El señor Tanaka se cruzó en su camino con otros viajeros, y los saludaba en silencio con un breve pero cortés gesto de cabeza. Sin embargo, los caminantes, en su mayoría campesinos apresurados, no sólo no le correspondían, sino que se apartaban agachando la cabeza, con temor de que se vieran sus ojos hostiles.

Siguió avanzando, internándose en los bosques de cerezos, un mar de árboles con las copas estallando en flores infinitas de un tenue color rosado. Era tal la belleza de aquel lugar que los ojos del señor Tanaka se humedecieron, mientras pensaba en el consuelo y en la paz que inundaba su espíritu.
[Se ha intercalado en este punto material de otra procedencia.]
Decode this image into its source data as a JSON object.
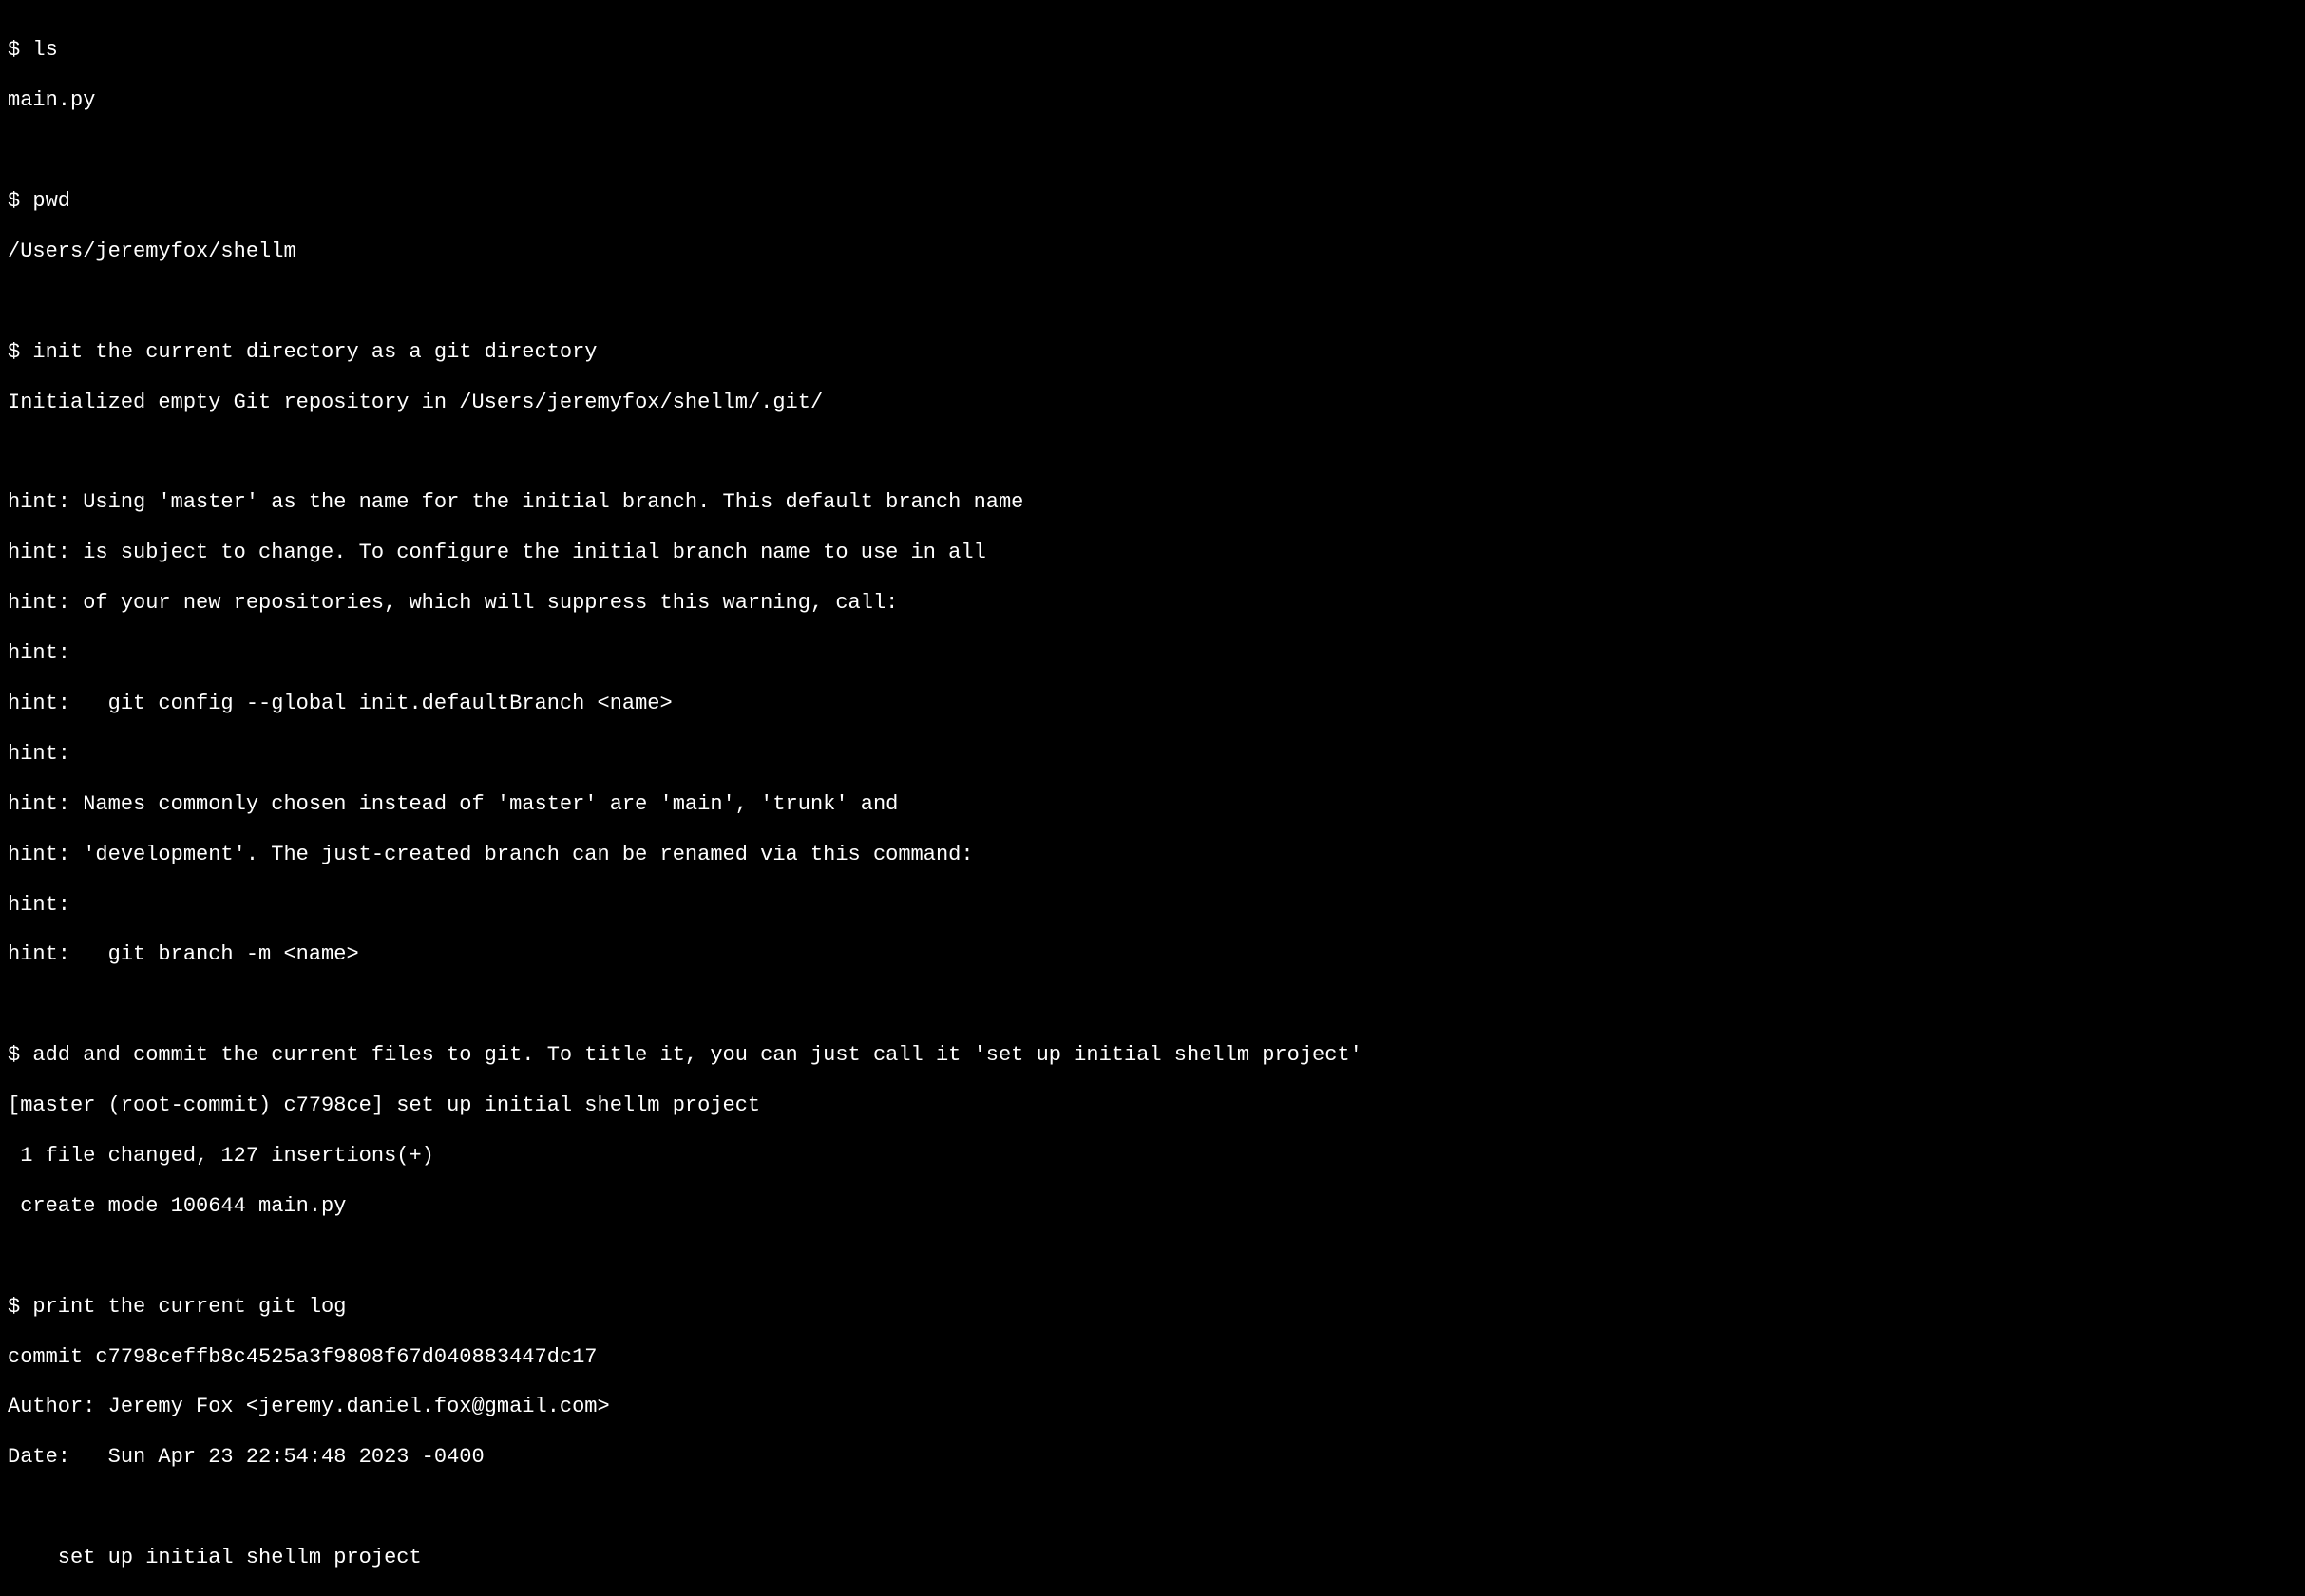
{
  "prompt": "$ ",
  "commands": {
    "ls": {
      "cmd": "ls",
      "output": [
        "main.py"
      ]
    },
    "pwd": {
      "cmd": "pwd",
      "output": [
        "/Users/jeremyfox/shellm"
      ]
    },
    "git_init": {
      "cmd": "init the current directory as a git directory",
      "output": [
        "Initialized empty Git repository in /Users/jeremyfox/shellm/.git/",
        "",
        "hint: Using 'master' as the name for the initial branch. This default branch name",
        "hint: is subject to change. To configure the initial branch name to use in all",
        "hint: of your new repositories, which will suppress this warning, call:",
        "hint:",
        "hint:   git config --global init.defaultBranch <name>",
        "hint:",
        "hint: Names commonly chosen instead of 'master' are 'main', 'trunk' and",
        "hint: 'development'. The just-created branch can be renamed via this command:",
        "hint:",
        "hint:   git branch -m <name>"
      ]
    },
    "git_commit": {
      "cmd": "add and commit the current files to git. To title it, you can just call it 'set up initial shellm project'",
      "output": [
        "[master (root-commit) c7798ce] set up initial shellm project",
        " 1 file changed, 127 insertions(+)",
        " create mode 100644 main.py"
      ]
    },
    "git_log": {
      "cmd": "print the current git log",
      "output": [
        "commit c7798ceffb8c4525a3f9808f67d040883447dc17",
        "Author: Jeremy Fox <jeremy.daniel.fox@gmail.com>",
        "Date:   Sun Apr 23 22:54:48 2023 -0400",
        "",
        "    set up initial shellm project"
      ]
    }
  }
}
Kwanyin, la diosa de la misericordia, parecía haber anidado allí.

Tras varias horas de viaje, en las que hubo de cambiar de caballo un par de veces, llegó al palacio, y fue conducido sin pérdida de tiempo ante la presencia del primer ministro, que le aguardaba paseando entre los jardines.

El señor Tanaka bajó respetuoso la mirada al encontrarse cara a cara con el emisario de la emperatriz, la encarnación viva del sol naciente.

‒Hacía tiempo que no me mandaban llamar ‒comentó, sin más sentido que el de destacar un hecho.

‒Se trata del joven príncipe Nakamaro, ‒dijo con pesar el alto funcionario, mientras caminaba presuroso entre los cipreses y pinos centenarios que poblaban el jardín. El señor Tanaka le seguía, manteniendo respetuoso los tres pasos de distancia, admirando al pasar la simetría y la tallada perfección de aquellos árboles. Recorrieron después los pasillos y los vastos espacios del recinto palaciego hasta llegar al salón de los tristes pasos, que estaba vacío.

El señor Tanaka aguardó en silencio, concentrado e inmóvil durante varias horas. Durante este tiempo la sala se fue poblando con una multitud silenciosa, formada por los funcionarios y las cortesanas de palacio, que se movían con sus kimonos y sus zuecos de madera de forma tan sigilosa que parecía que flotaban.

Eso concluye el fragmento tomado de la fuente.